BY NATASHA THONDAVADI
Have you ever gotten a hickey? Given a hickey? Most of us have. But what most of us don’t know is that even something as simple as hickey can share motivations with BDSM, a collective term that denotes the sexual preferences of Bondage and Discipline, Domination and Submission, and Sadism and Masochism. Despite this ignorance, about 40 students gathered on Wednesday to hear a panel on the topic of BDSM. From the experienced kinkster to the virgin, everyone seemed to be curious. To be honest, from the moment I saw the event on the Sex Week 2012 calendar, I was intrigued.
As a gaggle of giggling freshmen filed into the back row of the small LC lecture hall, I realised what it was that was so captivating about the event on paper: the spectacle.
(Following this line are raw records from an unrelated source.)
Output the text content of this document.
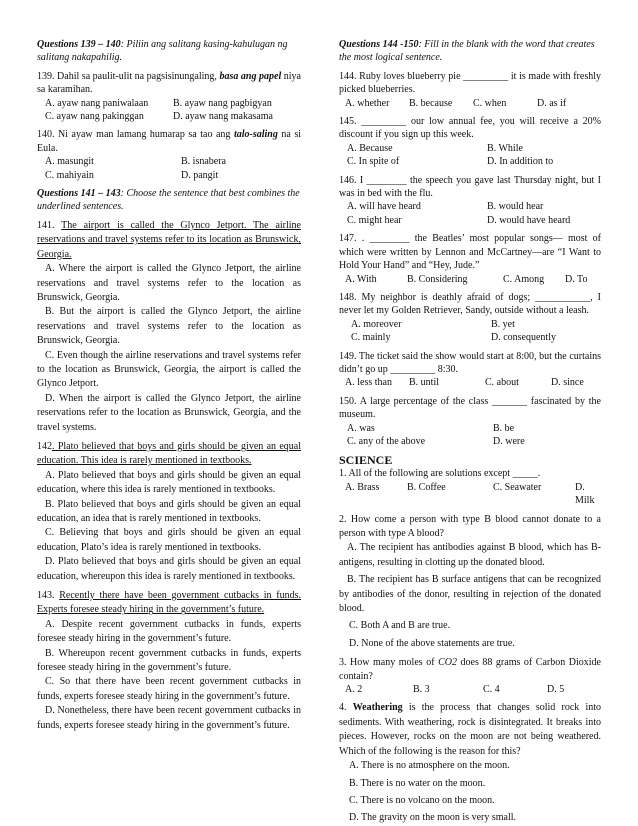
Questions 139 – 140: Piliin ang salitang kasing-kahulugan ng salitang nakapahilig.
139. Dahil sa paulit-ulit na pagsisinungaling, basa ang papel niya sa karamihan.
A. ayaw nang paniwalaan	B. ayaw nang pagbigyan
C. ayaw nang pakinggan	D. ayaw nang makasama
140. Ni ayaw man lamang humarap sa tao ang talo-saling na si Eula.
A. masungit	B. isnabera
C. mahiyain	D. pangit
Questions 141 – 143: Choose the sentence that best combines the underlined sentences.
141. The airport is called the Glynco Jetport. The airline reservations and travel systems refer to its location as Brunswick, Georgia.
A. Where the airport is called the Glynco Jetport, the airline reservations and travel systems refer to the location as Brunswick, Georgia.
B. But the airport is called the Glynco Jetport, the airline reservations and travel systems refer to the location as Brunswick, Georgia.
C. Even though the airline reservations and travel systems refer to the location as Brunswick, Georgia, the airport is called the Glynco Jetport.
D. When the airport is called the Glynco Jetport, the airline reservations refer to the location as Brunswick, Georgia, and the travel systems.
142. Plato believed that boys and girls should be given an equal education. This idea is rarely mentioned in textbooks.
A. Plato believed that boys and girls should be given an equal education, where this idea is rarely mentioned in textbooks.
B. Plato believed that boys and girls should be given an equal education, an idea that is rarely mentioned in textbooks.
C. Believing that boys and girls should be given an equal education, Plato’s idea is rarely mentioned in textbooks.
D. Plato believed that boys and girls should be given an equal education, whereupon this idea is rarely mentioned in textbooks.
143. Recently there have been government cutbacks in funds. Experts foresee steady hiring in the government’s future.
A. Despite recent government cutbacks in funds, experts foresee steady hiring in the government’s future.
B. Whereupon recent government cutbacks in funds, experts foresee steady hiring in the government’s future.
C. So that there have been recent government cutbacks in funds, experts foresee steady hiring in the government’s future.
D. Nonetheless, there have been recent government cutbacks in funds, experts foresee steady hiring in the government’s future.
Questions 144 -150: Fill in the blank with the word that creates the most logical sentence.
144. Ruby loves blueberry pie _________ it is made with freshly picked blueberries.
A. whether	B. because	C. when	D. as if
145. _________ our low annual fee, you will receive a 20% discount if you sign up this week.
A. Because	B. While
C. In spite of	D. In addition to
146. I ________ the speech you gave last Thursday night, but I was in bed with the flu.
A. will have heard	B. would hear
C. might hear	D. would have heard
147. . ________ the Beatles’ most popular songs— most of which were written by Lennon and McCartney—are “I Want to Hold Your Hand” and “Hey, Jude.”
A. With	B. Considering	C. Among	D. To
148. My neighbor is deathly afraid of dogs; ___________, I never let my Golden Retriever, Sandy, outside without a leash.
A. moreover	B. yet
C. mainly	D. consequently
149. The ticket said the show would start at 8:00, but the curtains didn’t go up _________ 8:30.
A. less than	B. until	C. about	D. since
150. A large percentage of the class _______ fascinated by the museum.
A. was	B. be
C. any of the above	D. were
SCIENCE
1. All of the following are solutions except _____.
A. Brass	B. Coffee	C. Seawater	D. Milk
2. How come a person with type B blood cannot donate to a person with type A blood?
A. The recipient has antibodies against B blood, which has B-antigens, resulting in clotting up the donated blood.
B. The recipient has B surface antigens that can be recognized by antibodies of the donor, resulting in rejection of the donated blood.
C. Both A and B are true.
D. None of the above statements are true.
3. How many moles of CO2 does 88 grams of Carbon Dioxide contain?
A. 2	B. 3	C. 4	D. 5
4. Weathering is the process that changes solid rock into sediments. With weathering, rock is disintegrated. It breaks into pieces. However, rocks on the moon are not being weathered. Which of the following is the reason for this?
A. There is no atmosphere on the moon.
B. There is no water on the moon.
C. There is no volcano on the moon.
D. The gravity on the moon is very small.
As a sophomore, I wasn’t at Yale for the famed blow job oration, and this event probably seemed the closest within thisyear’s Sex Week repertoire to the hotly debated scandal. So it’s really remarkable that the panelists managed to keep the dialogue mature and the analysis reasonable — if you expected to see one of the speakers whip out a pair of handcuffs, you were probably one of the many students who trickled out over the course of the talk.
The three panelists offered diverse perspectives. Dr.Charley Ferrer, who ran the show, is a Clinical Sexologist and seemed well versed herself in the goings-on of the BDSM “community” (more on that later).Judy Guerin’s place on the panel derived explicitly from her extensive experience in the practise and education of BDSM. And adding a sobering tone to the whole experience, Dick Cunningham spoke of BDSM from the angle of a legal consultant on issues of discrimination with WASP flair.
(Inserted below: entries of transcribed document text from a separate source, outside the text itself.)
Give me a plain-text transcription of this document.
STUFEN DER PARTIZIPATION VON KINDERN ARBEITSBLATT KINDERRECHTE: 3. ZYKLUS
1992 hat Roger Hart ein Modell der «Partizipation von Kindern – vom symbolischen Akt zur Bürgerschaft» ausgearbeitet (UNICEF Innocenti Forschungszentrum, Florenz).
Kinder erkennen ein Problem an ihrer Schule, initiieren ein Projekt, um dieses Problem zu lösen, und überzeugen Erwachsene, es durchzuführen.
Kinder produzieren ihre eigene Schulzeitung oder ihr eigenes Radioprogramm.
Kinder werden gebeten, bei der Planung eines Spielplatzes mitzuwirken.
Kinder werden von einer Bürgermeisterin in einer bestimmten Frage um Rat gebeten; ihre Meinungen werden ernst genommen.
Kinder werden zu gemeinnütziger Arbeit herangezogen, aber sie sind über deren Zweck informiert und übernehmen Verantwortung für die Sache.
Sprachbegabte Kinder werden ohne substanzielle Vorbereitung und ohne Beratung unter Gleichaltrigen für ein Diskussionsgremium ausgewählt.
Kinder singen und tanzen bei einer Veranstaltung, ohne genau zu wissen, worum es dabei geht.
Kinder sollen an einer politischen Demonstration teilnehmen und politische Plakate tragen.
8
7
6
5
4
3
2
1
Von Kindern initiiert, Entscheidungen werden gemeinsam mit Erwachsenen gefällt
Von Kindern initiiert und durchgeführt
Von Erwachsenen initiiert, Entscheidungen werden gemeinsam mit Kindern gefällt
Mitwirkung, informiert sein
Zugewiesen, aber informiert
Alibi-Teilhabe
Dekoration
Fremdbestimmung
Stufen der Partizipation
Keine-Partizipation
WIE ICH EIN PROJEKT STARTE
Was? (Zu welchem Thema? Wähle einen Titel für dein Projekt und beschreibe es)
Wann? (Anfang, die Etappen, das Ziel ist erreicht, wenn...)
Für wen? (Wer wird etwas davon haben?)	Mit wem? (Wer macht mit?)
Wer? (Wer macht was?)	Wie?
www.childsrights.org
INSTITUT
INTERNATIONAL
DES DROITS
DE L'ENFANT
Many of the ideas discussed were new to me. The panelists spoke of the “BDSM community” as a source for warmth, advice, acceptance and continuing education — but as one anonymous audience member asked, isn’t BDSM kinda, ya know, private thing? Especially when the speakers seemed to continually stress the difference between the consensual, if uncommon, sexual practices and actual violence. But BDSM can be private or public, sexual or nonsexual — it’s more of a need to, say, feel like a slave than to necessarily be a sex slave. Guerin stressed this angle of looking at BDSM as an overall desire, describing it as her sexual orientation, much as some people would identify as gay or straight.
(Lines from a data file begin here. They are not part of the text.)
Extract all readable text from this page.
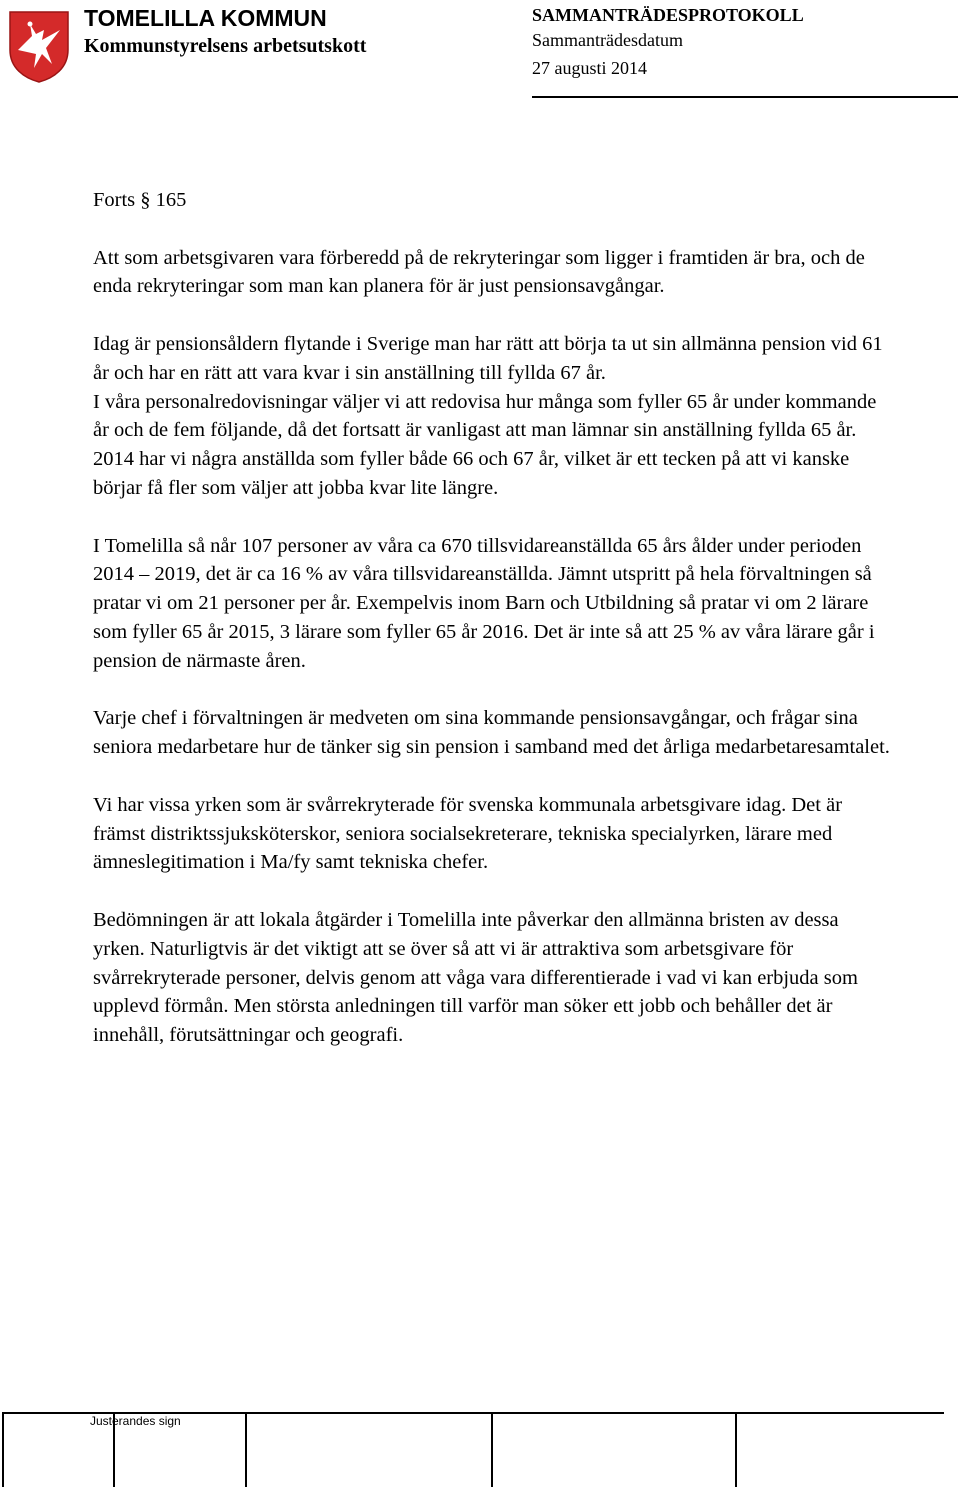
TOMELILLA KOMMUN
Kommunstyrelsens arbetsutskott
SAMMANTRÄDESPROTOKOLL
Sammanträdesdatum
27 augusti 2014

Forts § 165

Att som arbetsgivaren vara förberedd på de rekryteringar som ligger i framtiden är bra, och de enda rekryteringar som man kan planera för är just pensionsavgångar.

Idag är pensionsåldern flytande i Sverige man har rätt att börja ta ut sin allmänna pension vid 61 år och har en rätt att vara kvar i sin anställning till fyllda 67 år.

I våra personalredovisningar väljer vi att redovisa hur många som fyller 65 år under kommande år och de fem följande, då det fortsatt är vanligast att man lämnar sin anställning fyllda 65 år.

2014 har vi några anställda som fyller både 66 och 67 år, vilket är ett tecken på att vi kanske börjar få fler som väljer att jobba kvar lite längre.

I Tomelilla så når 107 personer av våra ca 670 tillsvidareanställda 65 års ålder under perioden 2014 – 2019, det är ca 16 % av våra tillsvidareanställda. Jämnt utspritt på hela förvaltningen så pratar vi om 21 personer per år. Exempelvis inom Barn och Utbildning så pratar vi om 2 lärare som fyller 65 år 2015, 3 lärare som fyller 65 år 2016. Det är inte så att 25 % av våra lärare går i pension de närmaste åren.

Varje chef i förvaltningen är medveten om sina kommande pensionsavgångar, och frågar sina seniora medarbetare hur de tänker sig sin pension i samband med det årliga medarbetaresamtalet.

Vi har vissa yrken som är svårrekryterade för svenska kommunala arbetsgivare idag. Det är främst distriktssjuksköterskor, seniora socialsekreterare, tekniska specialyrken, lärare med ämneslegitimation i Ma/fy samt tekniska chefer.

Bedömningen är att lokala åtgärder i Tomelilla inte påverkar den allmänna bristen av dessa yrken. Naturligtvis är det viktigt att se över så att vi är attraktiva som arbetsgivare för svårrekryterade personer, delvis genom att våga vara differentierade i vad vi kan erbjuda som upplevd förmån. Men största anledningen till varför man söker ett jobb och behåller det är innehåll, förutsättningar och geografi.

Justerandes sign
But regardless of the variety of viewpoints expressed, the panelists agreed that the most important aspect of learning about BDSM is learning to accept the practise. Less than twenty years ago, the desire for BDSM sexual practises was considered a mental illness. While that classification may have been erased, the associated stigmas still exist. And so the speakers stressed that the main take-away from the event should be that BDSM isn’t weird, gross or misogynistic. Rather, it’s anything you and your partner want it to be.